特別編(7)最後の挨拶
画面越しにシャルロッテとの再会を果たした翌日、勇司は駅前のベンチにぼんやりと座っていた。
そんな勇司に、一人の男が近づく。
「疲れてるのか?」
缶コーヒーを差し出した男は、異世界転移被害者の会で会長を務めている佐々木だった。
勇司は缶コーヒーを受け取りながら、首を横に振った。
「いや、疲れているわけじゃない。ちょっと考え事をしていただけだ」
「そうか。……それで、話って?」
勇司の隣に腰かけて、佐々木が問いかける。
昨晩、勇司は佐々木に「話があるから時間を作ってほしい」と連絡したのだ。
「仕事に戻らなきゃいけないから、あんまり時間が取れないんだけど」
「ああ、悪いな。でも時間がどのくらい残されてるかわからないから」
「……時間?」
勇司は頷いた。
「昨日、瀬野さんから連絡があった」
勇司の言葉に、佐々木が思わず立ち上がる。
期待と戸惑いが入り混じった表情だ。
佐々木は深呼吸をして、ベンチに座りなおした。
そして勇司に続きを促す。
「瀬野さん、今、俺の妹のところにいるんだって。昨日家に帰ったらさ、瀬野さんがパソコンの画面に映っててビビった」
「そうか……瀬野さん、本当に……。それで、妹さんはいつ戻ってくるんだ?」
佐々木の問いかけに、勇司は首を横に振って「妹は帰ってこない」と返した。
佐々木は予想外の返答に戸惑い「は?」と気の抜けた声を上げる。
「正確にいうと、帰ってこれないらしいんだ」
勇司は佐々木に、妹の事情を説明した。
佐々木は驚きつつも、最後まで話を聞いてうなだれる。
「……そんなパターンもあるのか。でも、それにしては明るい顔をしているな」
「俺か?」
「ああ。もう妹さんは帰ってこないんだろ?つらくないのか?」
「妹の身に起こったことを考えると、もちろん腹が立つ。妹をさらった女神も、妹を虐待しやがったやつらも許せない。……妹をこの世界に戻してやりたかったのは本当だが、でも、それはもういいんだ」
「そんなに簡単に諦めるのか?」
佐々木の目には、怒りが宿っていた。
その目は「俺なら諦めない」とでも言っているようだ。
それを見て、勇司がふっと笑う。
「ああ。代わりに、俺が向こうに行く」
その言葉に、佐々木は鳩が豆鉄砲を食ったような顔をした。
「……行くって、異世界へか?」
「そう。今度は自分の意志でな」
「この世界にはもう、戻ってこないのか?」
「ああ。いつになるかわからないけど、もしかしたら、あんたに会うのはこれで最後かもな」
「……そうか」
佐々木はじっと勇司を見つめたあと、ふっと眉を下げて笑った。
「よかった、でいいのか?」
「もちろん」
勇司は迷いなく肯定した。
佐々木は頷き、よかったな、と背中をポンポンと叩いた。
正直お互いの第一印象はよくなかったが、被害者の会としてともに活動する中で、二人は兄弟のような関係を築いていた。

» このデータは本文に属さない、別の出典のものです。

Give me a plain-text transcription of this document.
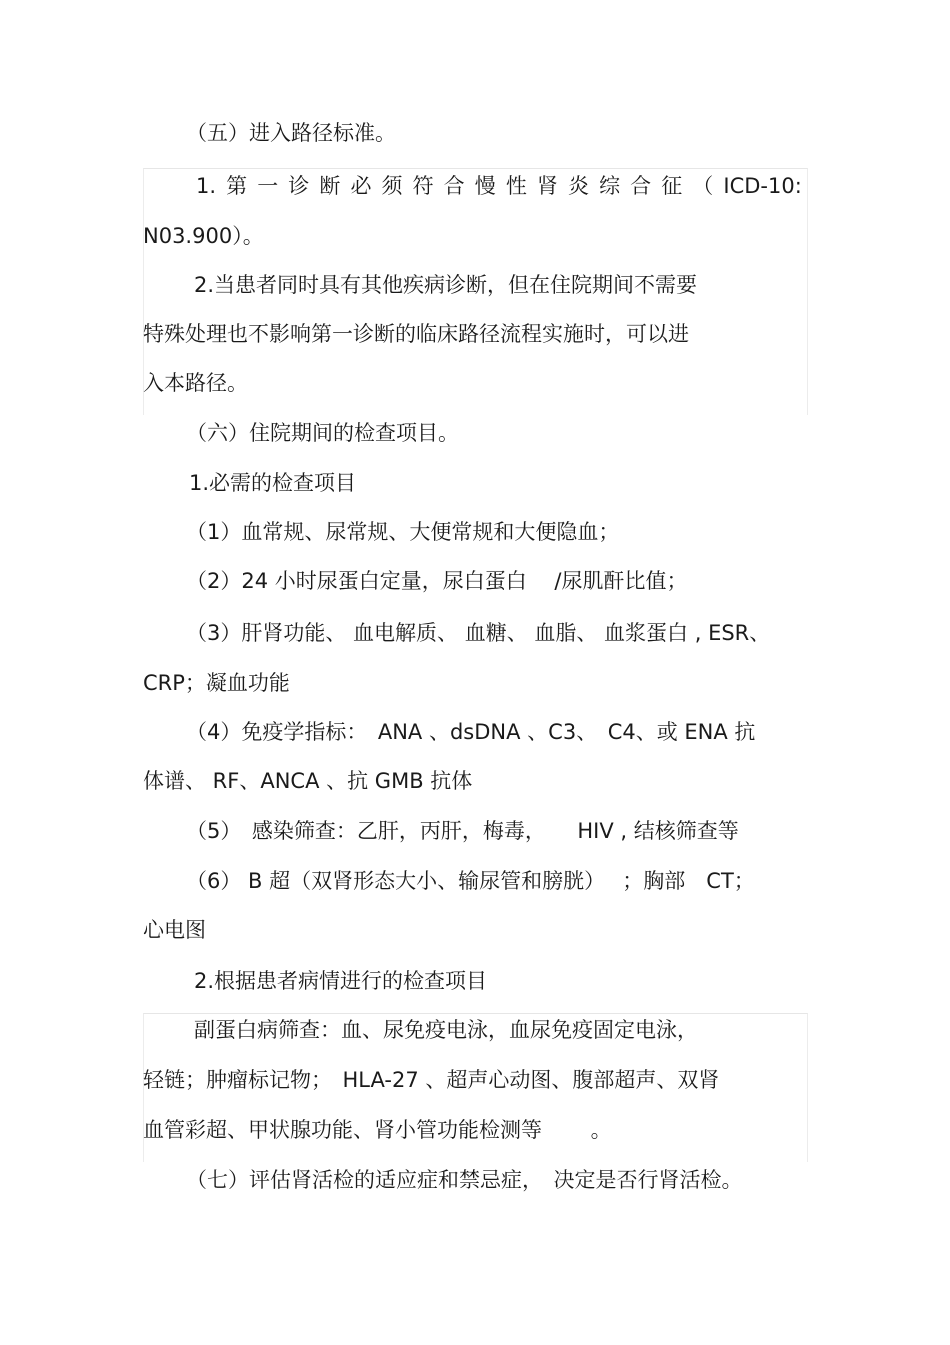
（五）进入路径标准。
1. 第 一 诊 断 必 须 符 合 慢 性 肾 炎 综 合 征 （ ICD-10:
N03.900）。
2.当患者同时具有其他疾病诊断，但在住院期间不需要
特殊处理也不影响第一诊断的临床路径流程实施时，可以进
入本路径。
（六）住院期间的检查项目。
1.必需的检查项目
（1）血常规、尿常规、大便常规和大便隐血；
（2）24 小时尿蛋白定量，尿白蛋白　 /尿肌酐比值；
（3）肝肾功能、 血电解质、 血糖、 血脂、 血浆蛋白 , ESR、
CRP；凝血功能
（4）免疫学指标：　ANA 、dsDNA 、C3、　C4、或 ENA 抗
体谱、 RF、ANCA 、抗 GMB 抗体
（5）　感染筛查：乙肝，丙肝，梅毒，　　HIV , 结核筛查等
（6） B 超（双肾形态大小、输尿管和膀胱）　 ；胸部　CT；
心电图
2.根据患者病情进行的检查项目
副蛋白病筛查：血、尿免疫电泳，血尿免疫固定电泳，
轻链；肿瘤标记物；　HLA-27 、超声心动图、腹部超声、双肾
血管彩超、甲状腺功能、肾小管功能检测等　　 。
（七）评估肾活检的适应症和禁忌症，　决定是否行肾活检。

「あ、じゃあ、あっちの世界で姫といっしょになるのか?」
「……まぁ、王様の許しが出ればな。断られても食い下がるけど」
「なんだよ、それ」
そう笑いつつも、佐々木は「幸せになれよ」と笑った。
勇司は頷いて、不意に真面目な顔をする。
「瀬野さんなら、多分ほかの被害者たちも助けてくれると思う。次はあんたの弟かもしれない。だから、これからも諦めるなよ」
「ああ」
「……あんたには、ずいぶん世話になった。感謝してる」
「なんだよ、改まって」
「いや……もう会えないかもしれないなら、後悔しないように言っとこうと思ってな」
そう言いつつも、恥ずかしいのか、勇司は頰を真っ赤にしていた。
佐々木はそんな勇司に「ぷっ」と噴き出し、その頭を乱暴に撫でる。
ちょっと生意気なところも、素直になるのが苦手なところも、勇司は佐々木の弟によく似ていた。
佐々木は「やめろよ」と言いつつも嬉しそうに笑う勇司を眺めながら、弟は無事でいるだろうかと思わずにはいられなかった。